The Cube Skate Team has its own website with links. Here's some details about a few of the members.
I love the Picton Street slope- a gradual build up with a gradient at the end to facilitate a natural slow down. The cars don't seem to mind you going along there, they wait and if you smile at the driver they usually smile back and drive on happy. Dove street skating is like that too. Amy and I skated there a few times and the drivers are all really nice and nod encouragement at you.
The Cube sk8 team got me back into skating. I had a skinny board when I was in single figures; I remember choosing it from the Pied Piper toy shop in Billericay. I just skated up and down the road outside my house and sometimes I'd go down to the shops or to my Nanna and Grandad's house. Doing tricks didn't occur to me. No one else on my street had a board so there was no one to be encouraged by or compete with. Still, that's where I got my balance sorted and luckily it has stayed fairly sorted. I hadn't skated since but then people started to get really into it at the Cube. They'd bring their boards into the bar and office, and the sound of Bones wheels clopping along the parquet stirred something in me. I finally bought a board from Shiners, Bristol. Heath came with me and gave me good advice - which wheels to go for, what tool to get etc. A few weeks later I took it down Ashley hill on my way to work; it was too steep and I hopped off but didn't flip it back in time. It was crushed by a big green truck. A horrid white van man jeered and laughed at me. I haven't been so upset about losing something since I was little. I'd gotten really attached to that board. Eventually I got another one and I'm pleased to say we're still together.

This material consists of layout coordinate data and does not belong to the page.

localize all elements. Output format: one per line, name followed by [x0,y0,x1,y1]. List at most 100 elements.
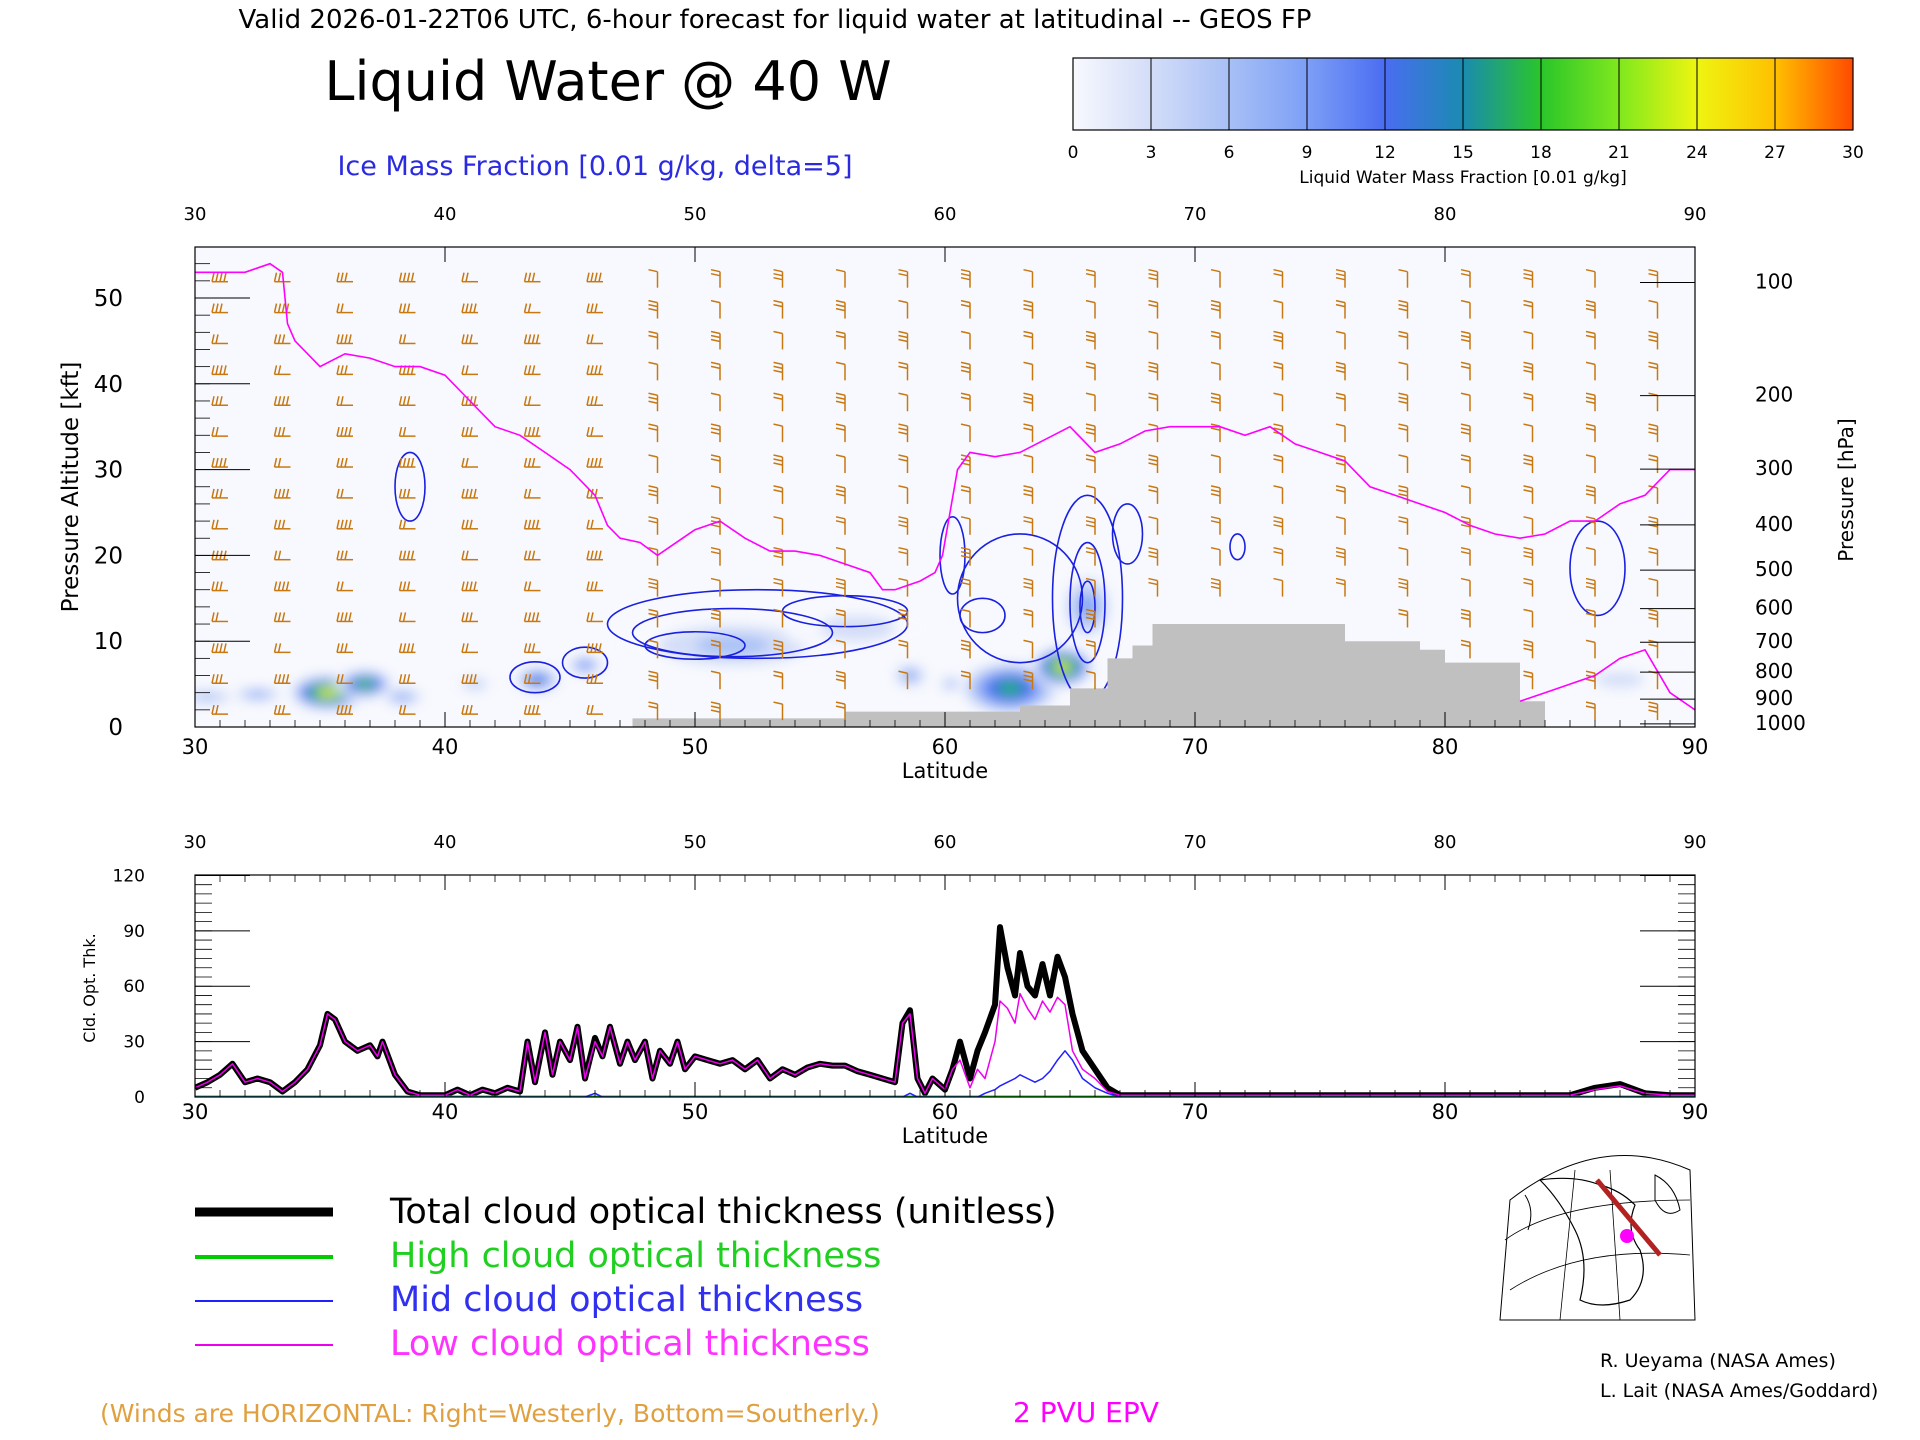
wind-barb [1210,485,1221,504]
wind-barb [710,268,721,288]
right-axis-tick-label: 600 [1755,596,1793,620]
y-axis-label-right: Pressure [hPa] [1834,418,1858,561]
wind-barb [336,643,353,654]
liquid-water-cell [533,677,542,683]
wind-barb [1085,546,1096,566]
wind-barb [1085,485,1096,504]
ice-contour [1569,520,1626,617]
wind-barb [960,299,971,319]
wind-barb [1210,361,1221,381]
wind-barb [1085,454,1096,474]
wind-barb [1335,546,1346,566]
wind-barb [1585,639,1596,659]
wind-barb [1335,268,1346,288]
wind-barb [1210,392,1221,412]
wind-barb [1210,423,1221,443]
wind-barb [461,612,478,623]
wind-barb [1585,392,1596,412]
wind-barb [1648,546,1659,566]
wind-barb [1335,361,1346,381]
wind-barb [1523,577,1534,597]
wind-barb [398,550,416,561]
wind-barb [1460,268,1471,288]
bottom-axis-tick-label: 90 [1682,1100,1709,1124]
wind-barb [211,612,228,623]
wind-barb [273,704,291,715]
credit-2: L. Lait (NASA Ames/Goddard) [1600,1380,1878,1402]
wind-barb [336,550,353,561]
wind-barb [1148,299,1159,319]
location-marker-icon [1620,1229,1634,1243]
wind-barb [898,546,909,566]
wind-barb [835,546,846,566]
wind-barb [1210,268,1221,288]
ice-contour [631,607,834,658]
bottom-axis-tick-label: 30 [182,735,209,759]
wind-barb [1148,516,1159,535]
wind-barb [211,488,228,499]
wind-barb [586,704,603,715]
wind-barb [710,670,721,690]
wind-barb [461,519,478,530]
wind-barb [898,423,909,443]
wind-barb [898,485,909,504]
ice-contour [939,515,966,595]
wind-barb [773,423,784,443]
wind-barb [710,546,721,566]
wind-barb [1335,485,1346,504]
wind-barb [461,674,478,684]
wind-barb [336,488,353,499]
wind-barb [960,608,971,628]
wind-barb [898,268,909,288]
wind-barb [710,361,721,381]
wind-barb [336,396,353,406]
wind-barb [648,330,659,350]
wind-barb [648,361,659,381]
wind-barb [773,608,784,628]
colorbar-tick-label: 6 [1224,143,1235,163]
wind-barb [273,643,291,654]
liquid-water-cell [1595,672,1645,688]
wind-barb [1148,454,1159,474]
wind-barb [648,701,659,721]
wind-barb [523,581,541,592]
wind-barb [1023,392,1034,412]
wind-barb [898,454,909,474]
wind-barb [1085,330,1096,350]
wind-barb [1210,330,1221,350]
wind-barb [710,577,721,597]
wind-barb [1460,639,1471,659]
wind-barb [835,361,846,381]
wind-barb [835,299,846,319]
wind-barb [1398,330,1409,350]
wind-barb [648,485,659,504]
wind-barb [523,488,541,499]
colorbar-tick-label: 18 [1530,143,1552,163]
wind-barb [835,423,846,443]
wind-barb [461,550,478,561]
wind-barb [1335,423,1346,443]
wind-barb [523,674,541,684]
wind-barb [1398,392,1409,412]
wind-barb [773,330,784,350]
wind-barb [1398,268,1409,288]
wind-barb [1273,454,1284,474]
top-axis-tick-label: 50 [684,204,707,225]
wind-barb [1398,546,1409,566]
wind-barb [773,361,784,381]
wind-barb [1023,361,1034,381]
wind-barb [1023,268,1034,288]
right-axis-tick-label: 500 [1755,557,1793,581]
colorbar-tick-label: 0 [1068,143,1079,163]
wind-barb [1460,392,1471,412]
wind-barb [773,392,784,412]
epv-2pvu-line [195,262,1695,591]
colorbar-tick-label: 21 [1608,143,1630,163]
winds-note: (Winds are HORIZONTAL: Right=Westerly, B… [100,1399,880,1428]
wind-barb [1585,423,1596,443]
wind-barb [710,485,721,504]
wind-barb [523,334,541,345]
y-axis-label-left: Pressure Altitude [kft] [58,362,84,613]
wind-barb [336,334,353,345]
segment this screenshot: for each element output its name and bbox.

Skating with my friends is a simple pleasure. We don't always talk that much but doing this thing together makes us close. There's no weird competitiveness or one-up-manship. It's not just about friends though. Skating makes me look at my environment differently. The texture of the pavement and road becomes important, I notice gradients and curves in the streets, pedestrians become more important. I don't want to make anyone uneasy - it is because I can go faster than them that I have to take care of them.

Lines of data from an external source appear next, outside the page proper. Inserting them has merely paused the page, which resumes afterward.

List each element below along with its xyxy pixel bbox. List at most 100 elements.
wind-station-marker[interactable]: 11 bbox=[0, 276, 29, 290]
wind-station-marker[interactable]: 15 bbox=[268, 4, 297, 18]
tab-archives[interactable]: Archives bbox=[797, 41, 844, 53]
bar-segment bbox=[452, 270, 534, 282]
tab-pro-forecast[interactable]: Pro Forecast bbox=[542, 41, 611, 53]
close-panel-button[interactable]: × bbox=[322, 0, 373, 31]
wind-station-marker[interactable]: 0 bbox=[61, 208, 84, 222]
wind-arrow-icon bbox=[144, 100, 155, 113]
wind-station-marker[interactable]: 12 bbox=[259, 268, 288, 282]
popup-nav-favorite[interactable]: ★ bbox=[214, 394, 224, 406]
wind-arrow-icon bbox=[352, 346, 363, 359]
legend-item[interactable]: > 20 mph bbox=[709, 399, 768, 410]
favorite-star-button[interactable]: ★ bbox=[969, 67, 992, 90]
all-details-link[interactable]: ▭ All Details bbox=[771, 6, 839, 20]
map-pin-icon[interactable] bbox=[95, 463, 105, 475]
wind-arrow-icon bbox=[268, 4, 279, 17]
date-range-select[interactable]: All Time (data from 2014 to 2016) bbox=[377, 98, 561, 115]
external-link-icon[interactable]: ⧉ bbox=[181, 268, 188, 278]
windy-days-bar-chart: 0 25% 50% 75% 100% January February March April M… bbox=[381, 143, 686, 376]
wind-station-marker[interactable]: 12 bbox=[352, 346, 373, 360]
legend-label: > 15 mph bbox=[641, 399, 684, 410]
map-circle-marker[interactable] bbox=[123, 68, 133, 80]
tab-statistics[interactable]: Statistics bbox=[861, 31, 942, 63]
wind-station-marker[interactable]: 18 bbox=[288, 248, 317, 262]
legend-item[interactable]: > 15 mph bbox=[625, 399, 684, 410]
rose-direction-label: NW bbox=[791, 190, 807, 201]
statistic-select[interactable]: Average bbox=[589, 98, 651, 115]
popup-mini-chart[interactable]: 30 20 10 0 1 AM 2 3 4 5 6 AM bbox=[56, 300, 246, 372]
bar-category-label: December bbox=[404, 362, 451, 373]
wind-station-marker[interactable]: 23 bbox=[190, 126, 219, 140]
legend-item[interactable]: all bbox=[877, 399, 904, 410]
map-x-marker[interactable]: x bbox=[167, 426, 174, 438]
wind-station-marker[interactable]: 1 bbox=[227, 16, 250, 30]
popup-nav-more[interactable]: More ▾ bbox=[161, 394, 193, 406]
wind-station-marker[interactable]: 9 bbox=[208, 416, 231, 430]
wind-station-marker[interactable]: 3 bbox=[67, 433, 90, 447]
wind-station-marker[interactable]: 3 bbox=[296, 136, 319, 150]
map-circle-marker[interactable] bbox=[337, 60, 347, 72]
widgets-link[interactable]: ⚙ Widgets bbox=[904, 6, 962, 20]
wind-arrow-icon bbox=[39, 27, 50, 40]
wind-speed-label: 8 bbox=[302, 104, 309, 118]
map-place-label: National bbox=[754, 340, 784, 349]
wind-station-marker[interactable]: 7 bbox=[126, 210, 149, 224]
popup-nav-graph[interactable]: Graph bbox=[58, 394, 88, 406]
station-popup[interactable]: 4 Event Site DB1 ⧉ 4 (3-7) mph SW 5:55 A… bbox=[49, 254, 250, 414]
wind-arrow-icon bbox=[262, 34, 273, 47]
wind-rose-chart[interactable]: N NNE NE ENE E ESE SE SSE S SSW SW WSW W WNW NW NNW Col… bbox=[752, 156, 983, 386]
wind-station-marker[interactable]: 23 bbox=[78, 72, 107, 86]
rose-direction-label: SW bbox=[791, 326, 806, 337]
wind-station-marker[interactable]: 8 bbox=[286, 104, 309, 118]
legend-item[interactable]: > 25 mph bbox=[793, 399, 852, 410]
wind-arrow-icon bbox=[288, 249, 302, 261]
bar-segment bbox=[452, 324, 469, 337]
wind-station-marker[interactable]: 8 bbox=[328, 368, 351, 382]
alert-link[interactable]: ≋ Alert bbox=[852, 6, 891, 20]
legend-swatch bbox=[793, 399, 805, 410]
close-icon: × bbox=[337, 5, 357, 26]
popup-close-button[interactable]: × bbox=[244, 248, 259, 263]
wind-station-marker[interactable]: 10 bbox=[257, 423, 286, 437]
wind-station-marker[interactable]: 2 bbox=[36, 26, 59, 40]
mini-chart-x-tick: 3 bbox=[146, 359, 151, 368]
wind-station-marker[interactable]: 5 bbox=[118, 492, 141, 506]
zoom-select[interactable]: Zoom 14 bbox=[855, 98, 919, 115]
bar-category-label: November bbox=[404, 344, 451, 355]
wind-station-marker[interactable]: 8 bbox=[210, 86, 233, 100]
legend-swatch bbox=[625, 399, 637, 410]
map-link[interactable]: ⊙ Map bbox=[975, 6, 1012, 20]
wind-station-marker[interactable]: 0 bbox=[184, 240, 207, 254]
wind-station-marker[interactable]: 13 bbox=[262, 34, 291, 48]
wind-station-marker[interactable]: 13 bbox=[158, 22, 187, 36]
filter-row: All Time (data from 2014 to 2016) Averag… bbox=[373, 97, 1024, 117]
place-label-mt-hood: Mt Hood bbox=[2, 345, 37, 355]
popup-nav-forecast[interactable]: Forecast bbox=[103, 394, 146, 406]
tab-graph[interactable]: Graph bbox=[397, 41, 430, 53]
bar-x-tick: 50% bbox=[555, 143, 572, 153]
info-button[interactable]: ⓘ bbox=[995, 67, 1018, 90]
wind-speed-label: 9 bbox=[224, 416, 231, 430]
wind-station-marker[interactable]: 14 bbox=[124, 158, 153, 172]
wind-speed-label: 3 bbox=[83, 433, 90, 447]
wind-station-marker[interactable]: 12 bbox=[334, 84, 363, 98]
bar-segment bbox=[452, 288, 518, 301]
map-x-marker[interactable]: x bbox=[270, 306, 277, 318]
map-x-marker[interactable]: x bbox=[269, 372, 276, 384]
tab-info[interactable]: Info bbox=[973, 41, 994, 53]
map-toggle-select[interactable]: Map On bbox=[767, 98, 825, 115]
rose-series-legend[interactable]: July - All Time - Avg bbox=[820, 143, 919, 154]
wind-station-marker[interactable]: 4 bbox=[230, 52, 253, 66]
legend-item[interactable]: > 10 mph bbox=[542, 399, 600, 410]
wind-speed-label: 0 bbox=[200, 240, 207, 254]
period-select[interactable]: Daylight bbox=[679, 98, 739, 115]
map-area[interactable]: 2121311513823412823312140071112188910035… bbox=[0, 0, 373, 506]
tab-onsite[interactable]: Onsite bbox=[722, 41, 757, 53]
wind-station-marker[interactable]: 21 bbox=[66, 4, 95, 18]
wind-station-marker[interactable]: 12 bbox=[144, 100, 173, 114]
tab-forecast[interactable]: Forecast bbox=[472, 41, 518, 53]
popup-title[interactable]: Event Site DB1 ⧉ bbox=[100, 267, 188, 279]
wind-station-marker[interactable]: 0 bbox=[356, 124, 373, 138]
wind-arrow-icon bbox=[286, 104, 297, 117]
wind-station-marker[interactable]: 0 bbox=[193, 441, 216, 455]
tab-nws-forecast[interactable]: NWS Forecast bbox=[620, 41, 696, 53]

Over the last week I've noticed how music can affect my skating. It reduces the world to me, my board, what I am skating on and where I am skating to. This simplification of the world is good for me. I don't think about anything else. It's also good for those people who yell at you, 'Do a trick, love.' 'Go faster!', 'Get off the pavement!' Naturally when this happens I feel as if I am going to fall off and this will fulfil their secret desire. With music in my ears I can't hear what they say and so avoid the falling prophecy. I'm in a film I'm making and it's up to me to cast them into roles that suit my purpose.